WASHINGTON, D.C. — A U.S.-EU free trade agreement would jumpstart global economic growth and could be signed within two years, Irish Taoiseach Enda Kenny told the U.S. Chamber of Commerce in Washington Monday. The Irish prime minister spoke to the business lobby on trans-Atlantic trade on the eve of a White House visit.
“I rang President Obama after his re-election to talk about this, and tomorrow I’ll speak to him about it when I visit the White House,” Kenny told business executives. A treaty could be negotiated within 18 months to two years, he said, with the mandate or framework for negotiations ready as early as June.
The Republic of Ireland currently holds the presidency of the European Union, which lends a new dimension to the Irish prime minister’s annual St. Patrick’s Day visit to Washington. In addition to promoting Irish interests in meetings with Obama and congressional leaders, Kenny is advancing a broad European trade agenda.
“It's great that I can go to the White House and meet with President Obama as president to president, and both Irishmen at that," Kenny said. Obama’s great-great-great grandfather Falmouth Kearney hailed from Moneygall, Ireland, a village the president visited in 2011, 161 years after Kearney emigrated.
Obama said the U.S. would launch talks with the EU during his State of the Union address in February. “This is a necessary part of the future for Europe,” said Kenny. “I think the essence of the treaty will be to allow for far greater capacity for free trade between North America and the European Union,” he told business leaders, while noting there will be obstacles to overcome.
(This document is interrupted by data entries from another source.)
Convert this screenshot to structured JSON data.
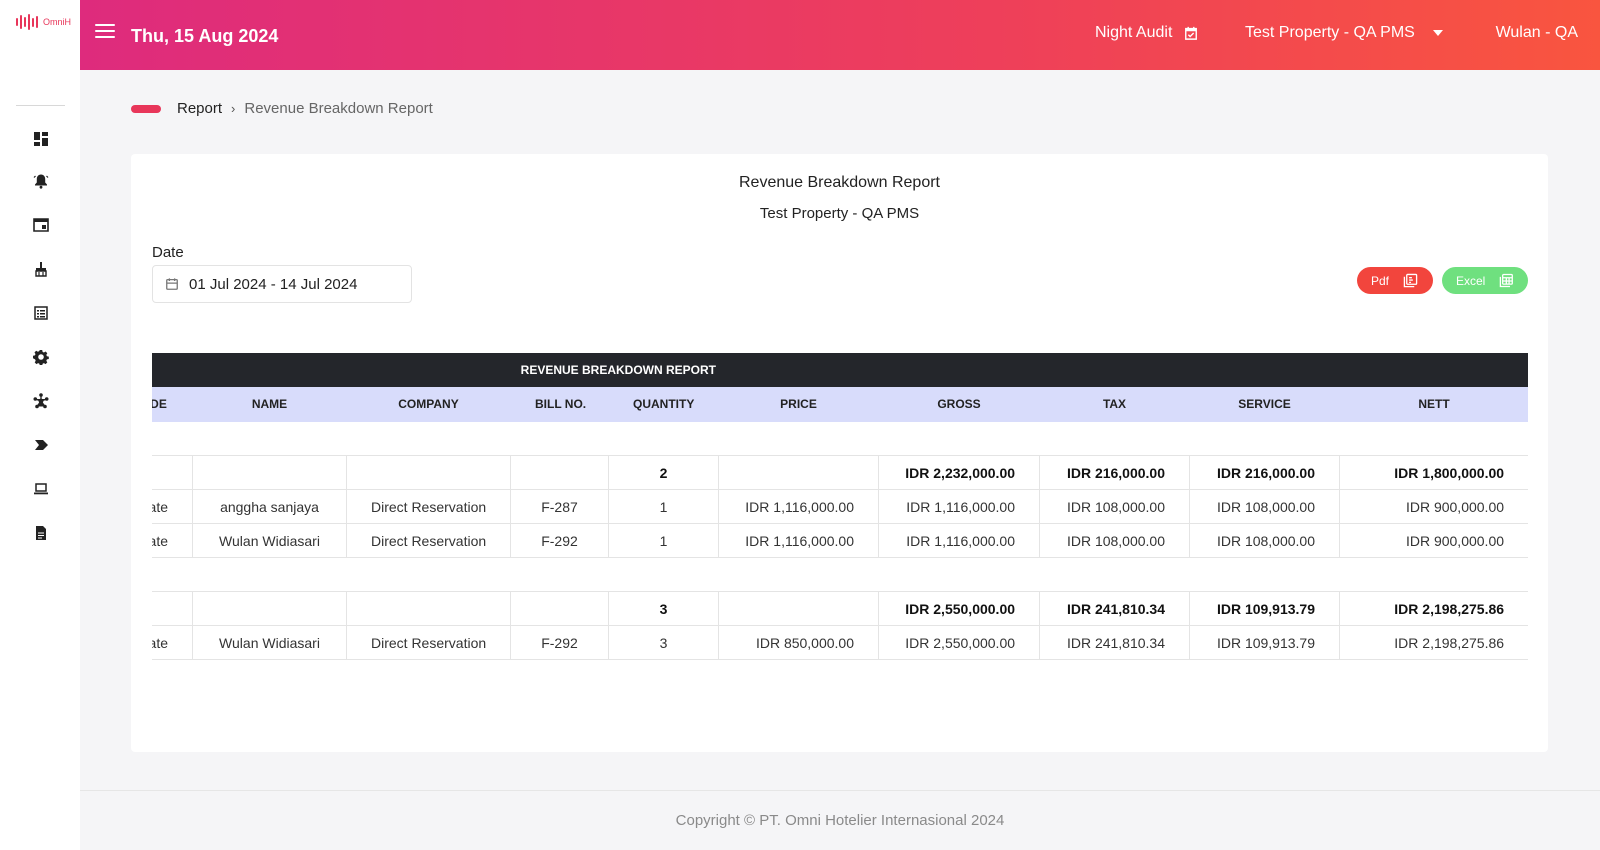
{
  "app": {
    "logo_text": "OmniH",
    "brand_color": "#e8365a"
  },
  "sidebar": {
    "items": [
      {
        "icon": "dashboard-icon"
      },
      {
        "icon": "bell-alert-icon"
      },
      {
        "icon": "window-icon"
      },
      {
        "icon": "housekeeping-icon"
      },
      {
        "icon": "list-icon"
      },
      {
        "icon": "gear-icon"
      },
      {
        "icon": "network-icon"
      },
      {
        "icon": "arrow-label-icon"
      },
      {
        "icon": "laptop-icon"
      },
      {
        "icon": "document-icon"
      }
    ]
  },
  "header": {
    "date": "Thu, 15 Aug 2024",
    "night_audit": "Night Audit",
    "property": "Test Property - QA PMS",
    "user": "Wulan - QA"
  },
  "breadcrumb": {
    "parent": "Report",
    "current": "Revenue Breakdown Report"
  },
  "report": {
    "title": "Revenue Breakdown Report",
    "subtitle": "Test Property - QA PMS",
    "date_label": "Date",
    "date_range": "01 Jul 2024 - 14 Jul 2024",
    "pdf_label": "Pdf",
    "excel_label": "Excel"
  },
  "table": {
    "title": "REVENUE BREAKDOWN REPORT",
    "columns": [
      "CODE",
      "NAME",
      "COMPANY",
      "BILL NO.",
      "QUANTITY",
      "PRICE",
      "GROSS",
      "TAX",
      "SERVICE",
      "NETT"
    ],
    "groups": [
      {
        "subtotal": {
          "quantity": "2",
          "gross": "IDR 2,232,000.00",
          "tax": "IDR 216,000.00",
          "service": "IDR 216,000.00",
          "nett": "IDR 1,800,000.00"
        },
        "rows": [
          {
            "code": "Rate",
            "name": "anggha sanjaya",
            "company": "Direct Reservation",
            "bill": "F-287",
            "quantity": "1",
            "price": "IDR 1,116,000.00",
            "gross": "IDR 1,116,000.00",
            "tax": "IDR 108,000.00",
            "service": "IDR 108,000.00",
            "nett": "IDR 900,000.00"
          },
          {
            "code": "Rate",
            "name": "Wulan Widiasari",
            "company": "Direct Reservation",
            "bill": "F-292",
            "quantity": "1",
            "price": "IDR 1,116,000.00",
            "gross": "IDR 1,116,000.00",
            "tax": "IDR 108,000.00",
            "service": "IDR 108,000.00",
            "nett": "IDR 900,000.00"
          }
        ]
      },
      {
        "subtotal": {
          "quantity": "3",
          "gross": "IDR 2,550,000.00",
          "tax": "IDR 241,810.34",
          "service": "IDR 109,913.79",
          "nett": "IDR 2,198,275.86"
        },
        "rows": [
          {
            "code": "Rate",
            "name": "Wulan Widiasari",
            "company": "Direct Reservation",
            "bill": "F-292",
            "quantity": "3",
            "price": "IDR 850,000.00",
            "gross": "IDR 2,550,000.00",
            "tax": "IDR 241,810.34",
            "service": "IDR 109,913.79",
            "nett": "IDR 2,198,275.86"
          }
        ]
      }
    ]
  },
  "footer": {
    "copyright": "Copyright © PT. Omni Hotelier Internasional 2024"
  }
}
Most of those obstacles are regulatory non-tariff barriers to trade, as well as opposition from sectors such as agriculture. “Nobody should be under any impression that we’re not going to be resolving agricultural issues,” Michael Froman, the U.S. Trade Representative’s deputy national security adviser for international economic affairs, recently told reporters.
U.S. beef exporters, for example, would like greater access to European markets, and that’s a concern to farmers in European countries, including Ireland, where the Irish Farmers Association already is warning of substantial damage to the livestock sector from a free trade agreement between the EU and Canada.
The European Commission last week agreed to a draft mandate for the Trans-Atlantic Trade and Investment Partnership Agreement, the basis for free-trade talks between the U.S. and the 27-nation EU. The draft mandate must be approved by the Council for Member States before negotiations may start.
“The European Commission has given us a mandate,” Kenny said. “There’s a process that needs to be dealt with on this side of the Atlantic, and I expect that will happen very quickly.” He said he hopes the groundwork for negotiations can be completed before the end of Ireland’s six-month EU presidency in June.
An “ambitious and comprehensive” free trade agreement could mean annual economic benefits of about $154 billion for the EU and $123 billion for the U.S., according to a report the EC released last week. Total exports would increase 6 percent in the EU and 8 percent in the U.S. as a result, the EC report said.
By some estimates, a free trade pact could boost annual gross domestic product by 0.7 percent in the U.S. and 0.5 percent in the EU. An estimated $2.7 billion in goods and services move between Europe and the U.S. each day.